The following participations may be associated to the acts within the RequestChoice choice box: • author • verifier • performer • informationRecipient • dataEnterer • consultant • recordTarget • subject • dataEntryLocation • callBackContact • location
author(AssignedEntity): The party that is responsible for creating the RequestChoice. For orders, this is the party who placed the order, for events, the party who principally authors the test result/report (commonly known as the filler). Information about the author is captured in the R_AssignedEntity CMET. This CMET can represent the individual author and the organization that the author represented in this act, either one or both can be specified.
verifier(AssignedEntity): Parties who verify information related to the RequestChoice, and who may have the responsibility of reviewing authorization of the act. For example, a resident writes an order and needs countersignature by a staff physician. Similar things can happen for results. Verifier information is defined using the R_AssignedEntity CMET. There can be multiple verifiers. Each may verify a different aspect of the order. For example, supervising providers, attending physicians, co-signing nurses, etc.
performer(AssignedEntity): The party who takes part in actually carrying out the act.
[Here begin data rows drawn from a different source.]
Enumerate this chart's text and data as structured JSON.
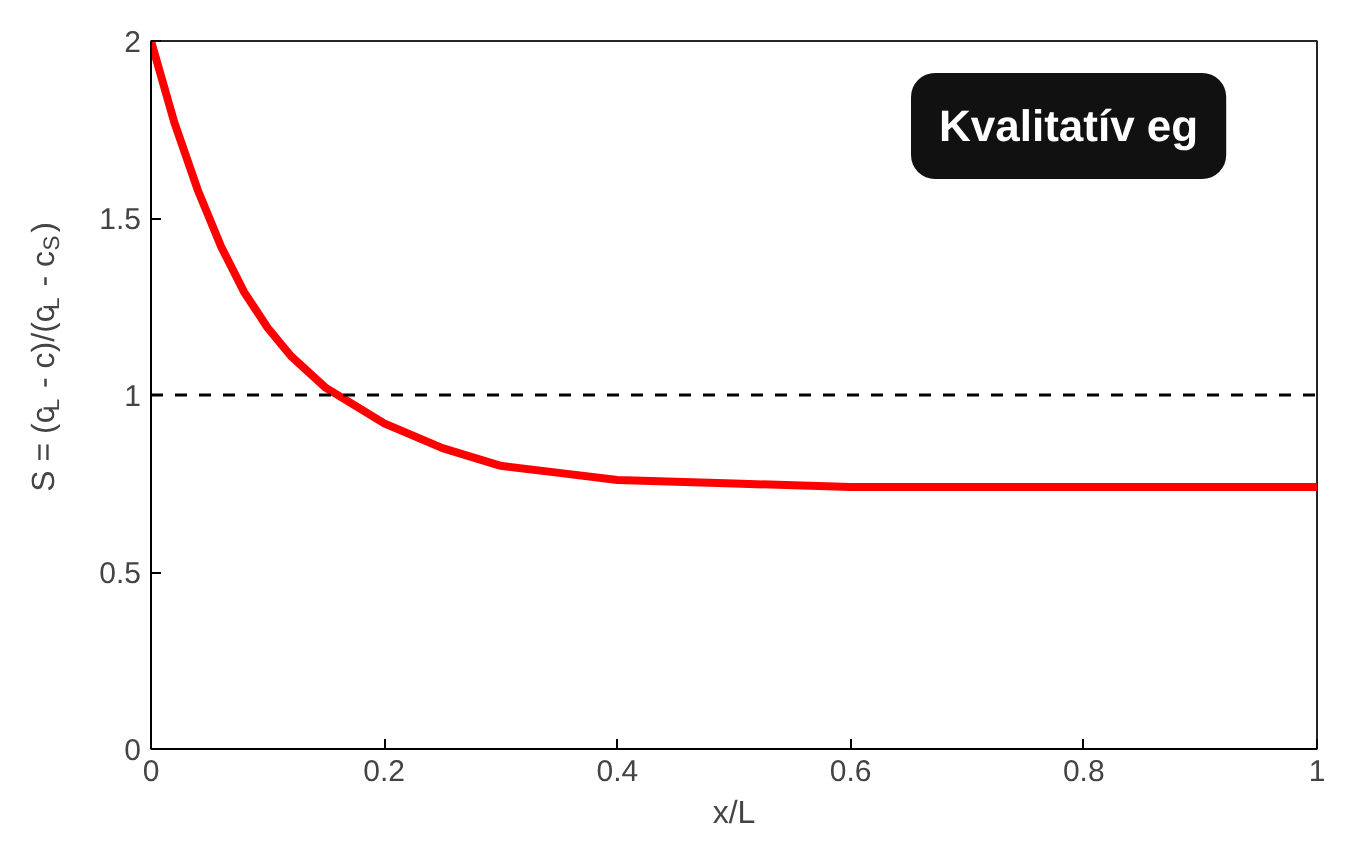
{
  "chart_data": {
    "type": "line",
    "xlabel": "x/L",
    "ylabel": "S = (c$_{L}$ - c)/(c$_{L}$ - c$_{S}$)",
    "annotations": [
      "Kvalitatív eg"
    ],
    "x": [
      0,
      0.02,
      0.04,
      0.06,
      0.08,
      0.1,
      0.12,
      0.15,
      0.18,
      0.2,
      0.25,
      0.3,
      0.35,
      0.4,
      0.5,
      0.6,
      0.8,
      1
    ],
    "series": [
      {
        "color": "#ff0000",
        "values": [
          2,
          1.77,
          1.58,
          1.42,
          1.29,
          1.19,
          1.11,
          1.02,
          0.96,
          0.92,
          0.85,
          0.8,
          0.78,
          0.76,
          0.75,
          0.74,
          0.74,
          0.74
        ]
      }
    ],
    "xlim": [
      0,
      1
    ],
    "ylim": [
      0,
      2
    ],
    "xticks": [
      0,
      0.2,
      0.4,
      0.6,
      0.8,
      1
    ],
    "yticks": [
      0,
      0.5,
      1,
      1.5,
      2
    ],
    "ref_lines": [
      {
        "axis": "y",
        "value": 1,
        "color": "#000000",
        "line_style": "dashed"
      }
    ],
    "grid": false,
    "marker": "none",
    "line_style": "solid"
  }
}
In event-mood, the actual performer, in order or promise mood the designated performer. There may be multiple performers because several parties may collaborate in performance of the act. There may not be any specified, because these details will be left to the discretion of the author of the event. Author is required, but performer is not.
informationRecipient(AssignedEntity): Includes urgent notification contact (a.k.a. callback) and secondary recipients (a.k.a. trackers, result-cc). If these information recipients are attached to the order, the fulfiller is required to notify and copy respectively. Information recipient information is defined within the R_AssignedEntity CMET.
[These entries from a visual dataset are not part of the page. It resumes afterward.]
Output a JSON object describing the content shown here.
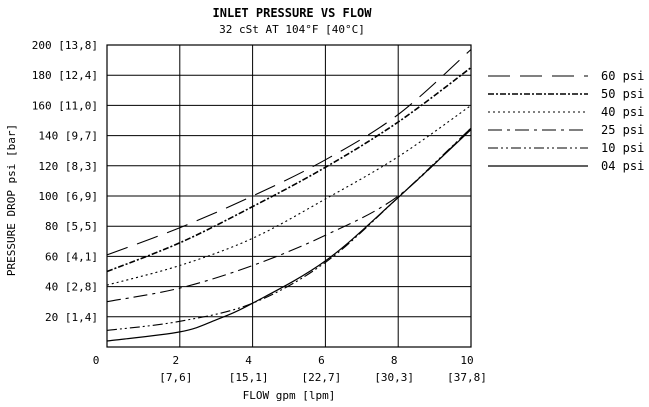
{
  "chart_data": {
    "type": "line",
    "title": "INLET PRESSURE VS FLOW",
    "subtitle": "32 cSt AT 104°F [40°C]",
    "xlabel": "FLOW gpm [lpm]",
    "ylabel": "PRESSURE DROP psi [bar]",
    "xlim": [
      0,
      10
    ],
    "ylim": [
      0,
      200
    ],
    "grid": true,
    "legend_position": "right",
    "x_ticks": [
      {
        "value": 0,
        "label": "0",
        "sub": ""
      },
      {
        "value": 2,
        "label": "2",
        "sub": "[7,6]"
      },
      {
        "value": 4,
        "label": "4",
        "sub": "[15,1]"
      },
      {
        "value": 6,
        "label": "6",
        "sub": "[22,7]"
      },
      {
        "value": 8,
        "label": "8",
        "sub": "[30,3]"
      },
      {
        "value": 10,
        "label": "10",
        "sub": "[37,8]"
      }
    ],
    "y_ticks": [
      {
        "value": 20,
        "label": "20 [1,4]"
      },
      {
        "value": 40,
        "label": "40 [2,8]"
      },
      {
        "value": 60,
        "label": "60 [4,1]"
      },
      {
        "value": 80,
        "label": "80 [5,5]"
      },
      {
        "value": 100,
        "label": "100 [6,9]"
      },
      {
        "value": 120,
        "label": "120 [8,3]"
      },
      {
        "value": 140,
        "label": "140 [9,7]"
      },
      {
        "value": 160,
        "label": "160 [11,0]"
      },
      {
        "value": 180,
        "label": "180 [12,4]"
      },
      {
        "value": 200,
        "label": "200 [13,8]"
      }
    ],
    "series": [
      {
        "name": "60 psi",
        "dash": "long",
        "x": [
          0,
          2,
          4,
          6,
          8,
          10
        ],
        "y": [
          61,
          79,
          100,
          124,
          154,
          197
        ]
      },
      {
        "name": "50 psi",
        "dash": "dashdot-heavy",
        "x": [
          0,
          2,
          4,
          6,
          8,
          10
        ],
        "y": [
          50,
          69,
          93,
          119,
          149,
          185
        ]
      },
      {
        "name": "40 psi",
        "dash": "dotted",
        "x": [
          0,
          2,
          4,
          6,
          8,
          10
        ],
        "y": [
          41,
          54,
          72,
          98,
          126,
          160
        ]
      },
      {
        "name": "25 psi",
        "dash": "dashdot",
        "x": [
          0,
          2,
          4,
          6,
          8,
          10
        ],
        "y": [
          30,
          39,
          54,
          74,
          100,
          145
        ]
      },
      {
        "name": "10 psi",
        "dash": "dashdotdot",
        "x": [
          0,
          2,
          4,
          6,
          8,
          10
        ],
        "y": [
          11,
          17,
          29,
          56,
          99,
          145
        ]
      },
      {
        "name": "04 psi",
        "dash": "solid",
        "x": [
          0,
          2,
          3,
          4,
          6,
          8,
          10
        ],
        "y": [
          4,
          10,
          18,
          29,
          57,
          99,
          144
        ]
      }
    ]
  },
  "colors": {
    "line": "#000000",
    "background": "#ffffff"
  }
}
dataEnterer(AssignedEntity): The transcriptionist or other party who entered the information of the act. In some cases, multiple parties will be involved. In other cases, the identity of the party involved could be inherited from the context, or may not need to be communicated as part of the act. Data entry party information is defined within the R_AssignedEntity CMET.
consultant(AssignedEntity): An advisor participating in the service by performing evaluations and making recommendations.
recordTarget(Patient): The medical record that holds the documentation of this RequestChoice. Patient’s medical record information is specified with the R_Patient CMET.
subject(Patient): The party that the RequestChoice "is for". A patient may be a person or animal (non-person living thing). Patient information is specified with the R_Patient - clinical CMET.
dataEntryLocation: The place where the data about the order was entered.
callBackContact: A person or organization who should be contacted for follow-up questions about the act in place of the author. Call Back Contact information is defined using the R_NotificationParty CMET.
location(R_LocationServiceDelivery): The facility where the service is done. May be a static building (or room therein) or a moving location (e.g., ambulance, helicopter, aircraft, train, truck, ship, etc.). Location information is defined using the R_LocationServiceDelivery CMET.